PURPOSE: To assess the survival outcomes of adjuvant radiation therapy (aRT) versus observation with or without early salvage RT (Obs±esRT) for cN0M0 pN1 PCa and to create a model for clinical decision making. MATERIALS AND METHODS: We retrospectively identified 1,103 patients with cN0M0 PCa with pN1 PCa after surgery ( 2000-2021) at 18 referral centers. Kaplan-Meier curves, Cox proportional hazards were used. RESULTS: Overall, 670 (61%) had ISUP 4-5 and the median number of positive nodes was 1. On multivariable analyses, ≥3 positive nodes (HR 2.03,95% CI 1.22-3.37
p=0.006) and ISUP 5 (HR 1.92,95% CI 1.15-3.18
p=0.01) were associated with an increased all-cause mortality.
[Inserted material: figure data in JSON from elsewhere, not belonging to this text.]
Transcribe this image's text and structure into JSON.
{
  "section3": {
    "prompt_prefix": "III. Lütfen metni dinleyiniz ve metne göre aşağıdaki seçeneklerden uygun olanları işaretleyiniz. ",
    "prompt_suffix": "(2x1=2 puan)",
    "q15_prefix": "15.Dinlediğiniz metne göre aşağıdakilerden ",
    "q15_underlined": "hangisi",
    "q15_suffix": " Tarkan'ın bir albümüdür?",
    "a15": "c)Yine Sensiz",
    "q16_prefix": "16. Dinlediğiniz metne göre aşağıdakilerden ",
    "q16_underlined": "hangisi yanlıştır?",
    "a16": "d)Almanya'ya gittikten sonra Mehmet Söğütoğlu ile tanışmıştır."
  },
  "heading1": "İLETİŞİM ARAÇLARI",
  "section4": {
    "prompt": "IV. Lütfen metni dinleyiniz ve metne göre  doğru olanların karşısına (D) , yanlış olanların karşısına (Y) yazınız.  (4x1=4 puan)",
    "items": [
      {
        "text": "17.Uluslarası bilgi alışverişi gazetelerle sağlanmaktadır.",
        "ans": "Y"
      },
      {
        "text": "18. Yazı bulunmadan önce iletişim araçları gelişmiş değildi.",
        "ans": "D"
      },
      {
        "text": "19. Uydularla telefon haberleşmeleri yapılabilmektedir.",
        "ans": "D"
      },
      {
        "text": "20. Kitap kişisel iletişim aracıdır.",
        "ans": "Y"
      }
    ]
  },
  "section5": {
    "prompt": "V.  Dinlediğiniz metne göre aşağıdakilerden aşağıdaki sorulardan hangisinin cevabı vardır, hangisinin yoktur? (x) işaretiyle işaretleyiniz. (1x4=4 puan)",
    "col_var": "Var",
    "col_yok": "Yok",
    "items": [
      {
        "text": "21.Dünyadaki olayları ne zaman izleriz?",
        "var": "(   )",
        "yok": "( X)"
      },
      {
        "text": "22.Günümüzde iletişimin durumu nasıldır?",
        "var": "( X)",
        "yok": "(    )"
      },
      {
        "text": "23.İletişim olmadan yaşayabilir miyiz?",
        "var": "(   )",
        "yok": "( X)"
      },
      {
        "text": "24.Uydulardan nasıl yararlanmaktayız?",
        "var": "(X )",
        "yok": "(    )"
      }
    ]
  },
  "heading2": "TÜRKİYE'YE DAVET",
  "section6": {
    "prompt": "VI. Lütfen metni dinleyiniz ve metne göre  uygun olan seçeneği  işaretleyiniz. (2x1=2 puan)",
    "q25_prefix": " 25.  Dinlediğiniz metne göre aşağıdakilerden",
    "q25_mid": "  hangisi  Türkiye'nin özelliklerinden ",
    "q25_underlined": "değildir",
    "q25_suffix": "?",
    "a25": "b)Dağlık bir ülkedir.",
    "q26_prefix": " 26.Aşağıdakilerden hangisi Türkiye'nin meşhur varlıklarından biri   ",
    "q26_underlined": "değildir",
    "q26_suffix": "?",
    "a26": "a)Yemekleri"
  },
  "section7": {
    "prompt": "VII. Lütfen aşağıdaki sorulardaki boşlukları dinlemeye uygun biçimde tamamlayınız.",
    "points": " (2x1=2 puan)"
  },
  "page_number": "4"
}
Based on pT stage, ISUP and positive nodes, a two risk categories model was created. In men undergoing observation, seven years disease-free survival was 27% (95%CI 20.4-36) for low-intermediate and 11% (95%CI 6.7-17) for high risk patients
aRT had higher OS rates in the high-risk group (92%
95%CI 87-96 vs observation 84%, 95%CI 77-90
p=0.006). In interaction term analyses aRT confirmed its protective effect on mortality in high risk patients (HR 0.28, 95% CI 0.09-0.84, p=0.024). Results were comparable when excluding men with PSA persistence. CONCLUSIONS: In cN0M0 pN+ PCa, aRT yields a survival benefit compared to Obs±esRT only in men with a high risk disease based on unfavorable prognostic factors. We created a risk model to guide clinical decision making in this setting.